There had been some buildings behind the church. I decided to make a figurative run for it. I quickly discovered Five Finger shoes are not good with the pedal clips. The small surfaces were slick as glass under foot. I took it very slow so to avoid injury if a foot slipped and hit the ground. I bumped down the dirt road as the nearly horizontal rain arrived. Of course, Loke kept giving me the predictable side glances as if to hint he thought I was crazy to be out in such bad weather. I agree. The combination of the wind and rain was cold!

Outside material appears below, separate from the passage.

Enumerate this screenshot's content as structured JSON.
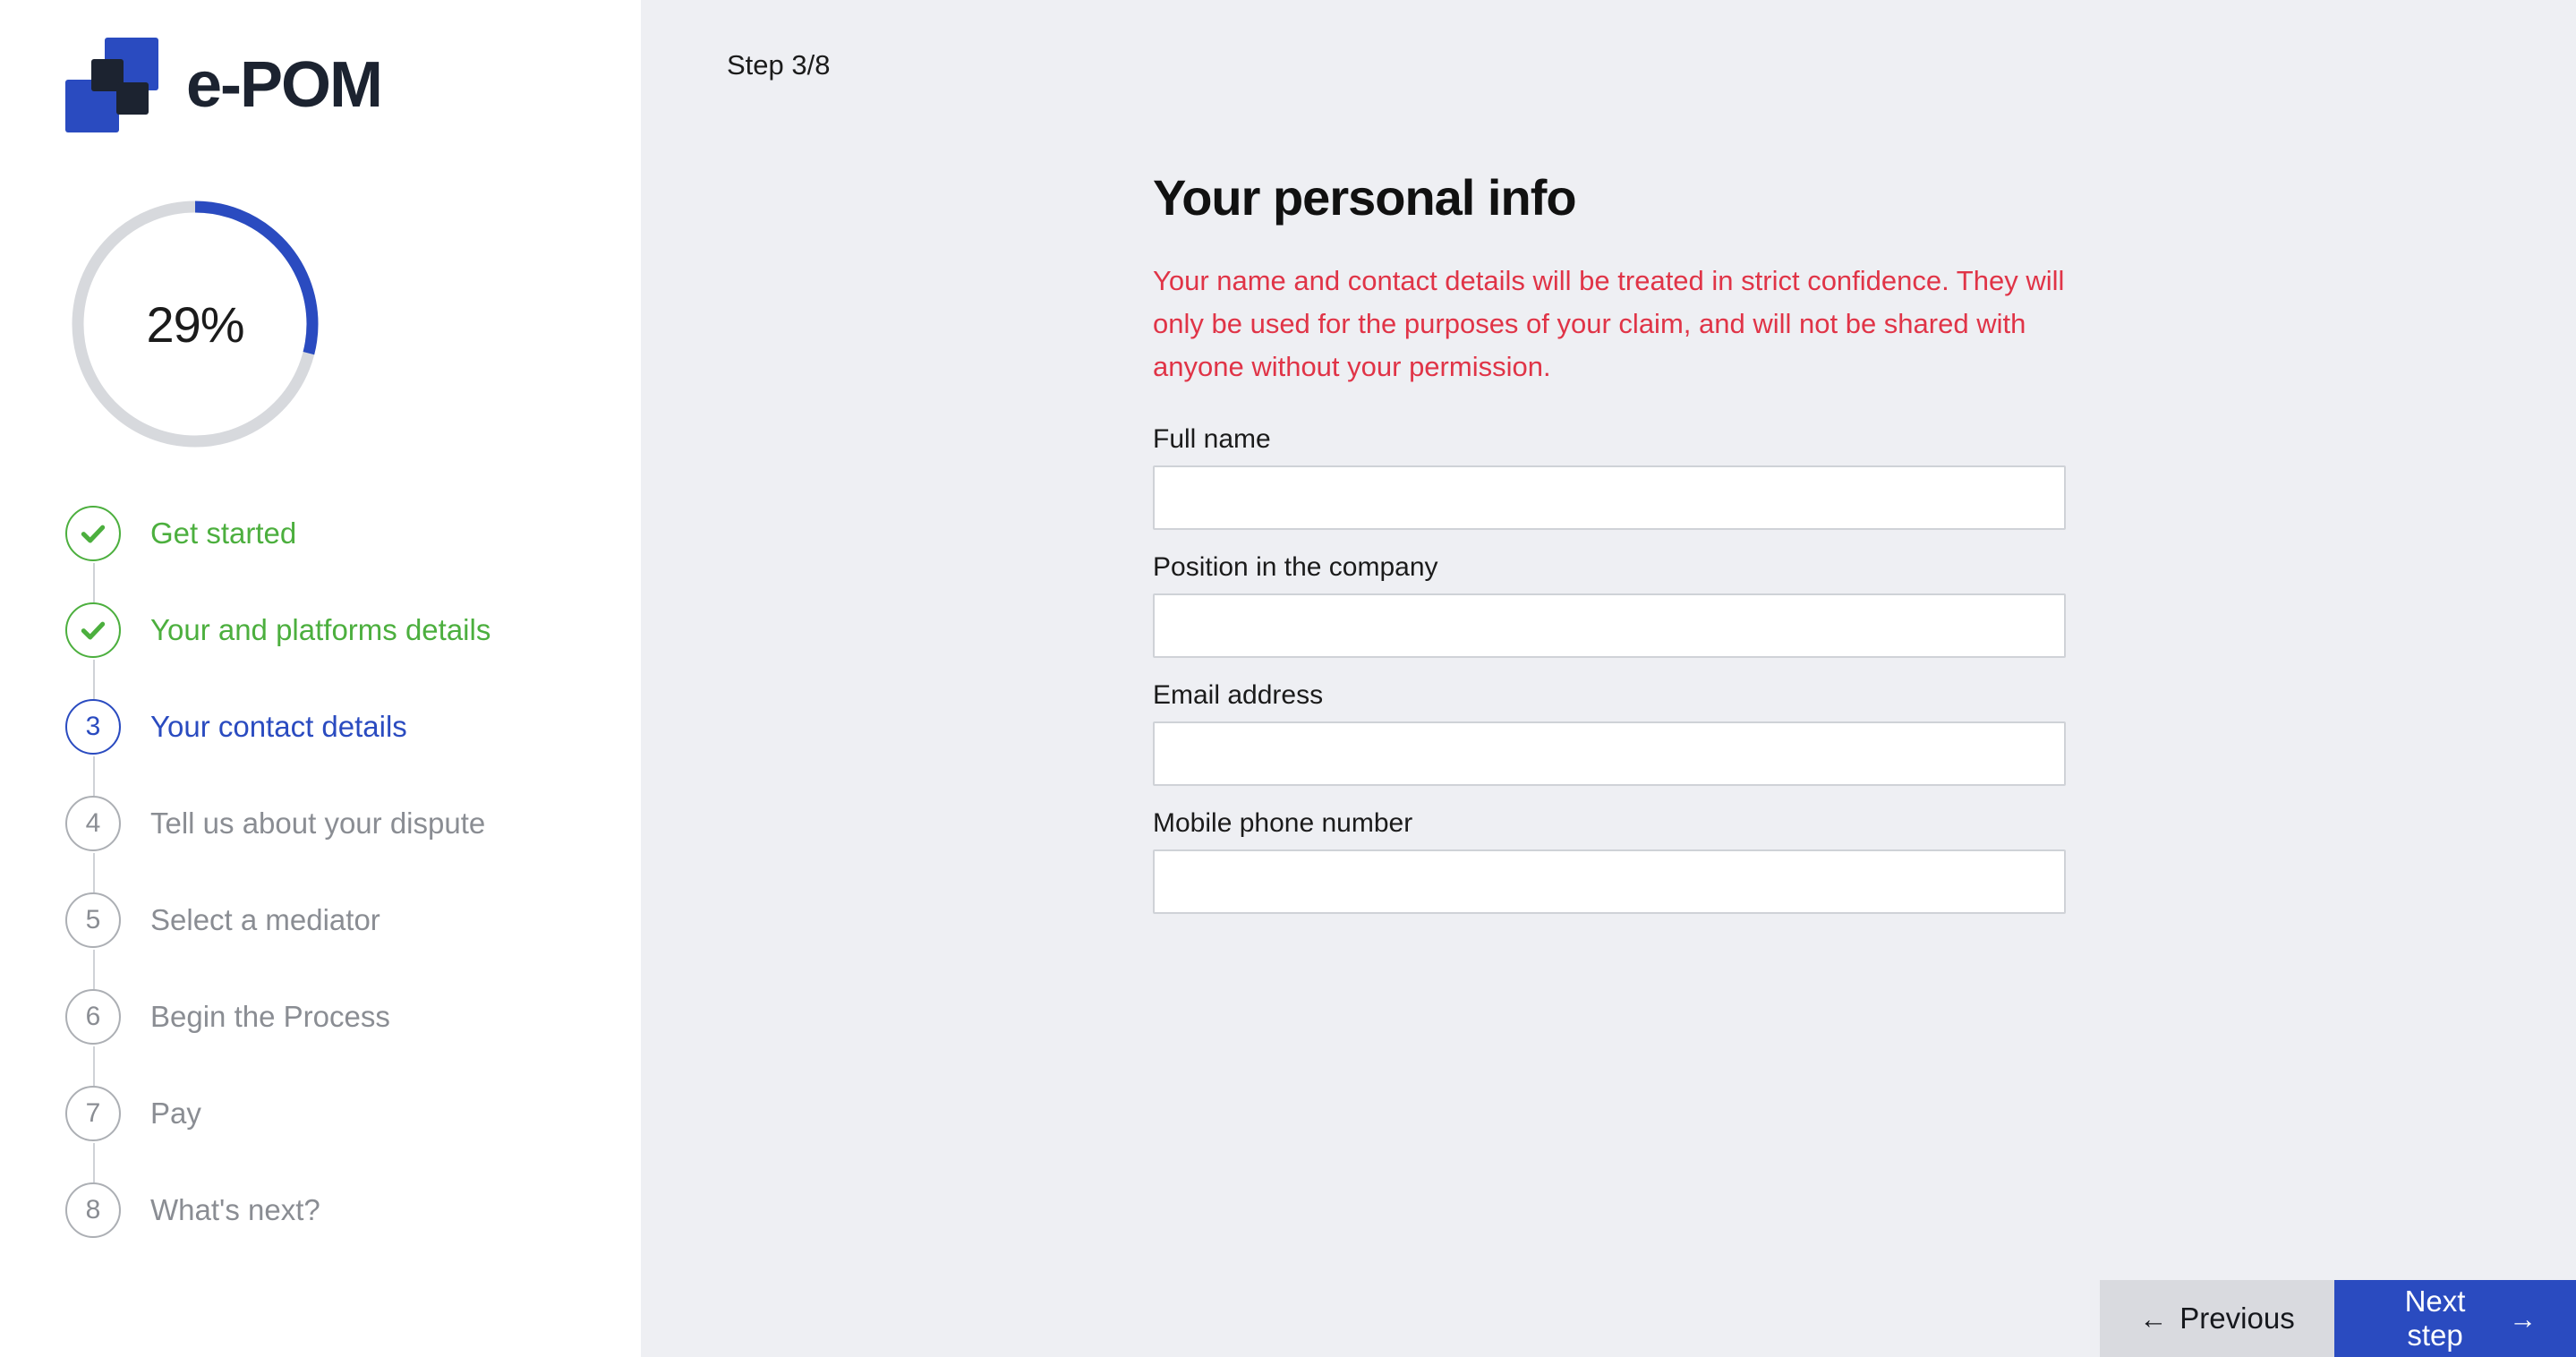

Most of the buildings behind the church turned out to be old stables! It seems the church provided a stables for its parishioners from specific places in the area. This stable for the horses for people from here. That stable for horses from that place. Amazingly they weren’t locked! I picked one, moving the rock holding the door shut and went in. I didn’t close the door completely since I didn’t want to sit in pitch black. A little rain blew in, but I stayed mostly dry.

The iPhone had no signal, leaving me with little to amuse myself. A man puttered around in a large tractor through the parking lot the stables surrounded. I expected to be asked to leave, but all he did was wave as I peered out through 10 inches of open stable door.

The size of the stables surprised me. The doors were fairly small and narrow. Hard to imagine anything larger than a medium sized pony getting through it. Three stalls divided the space within which seemed a very tight fit for even three medium sized ponies let alone horses. Couldn’t see a bulky plow horse wedging itself in at all.

By the time Jens came, the rain had gone and the raging wind had stilled. I had to laugh at that.

Though Loke and I had gone barely 11 miles and had taken 3 hours to do it, I was happy. We’d taken our time. Lots of stops to give Loke water and then wait for it to settle. Lots of pictures and beautiful surroundings. I didn’t care about the distance. Only about the time well spent.

Though Jens had been home for barely an hour before I called, he remained true to his word. Not a single complaint spoken. Only how glad he was that I had enjoyed myself.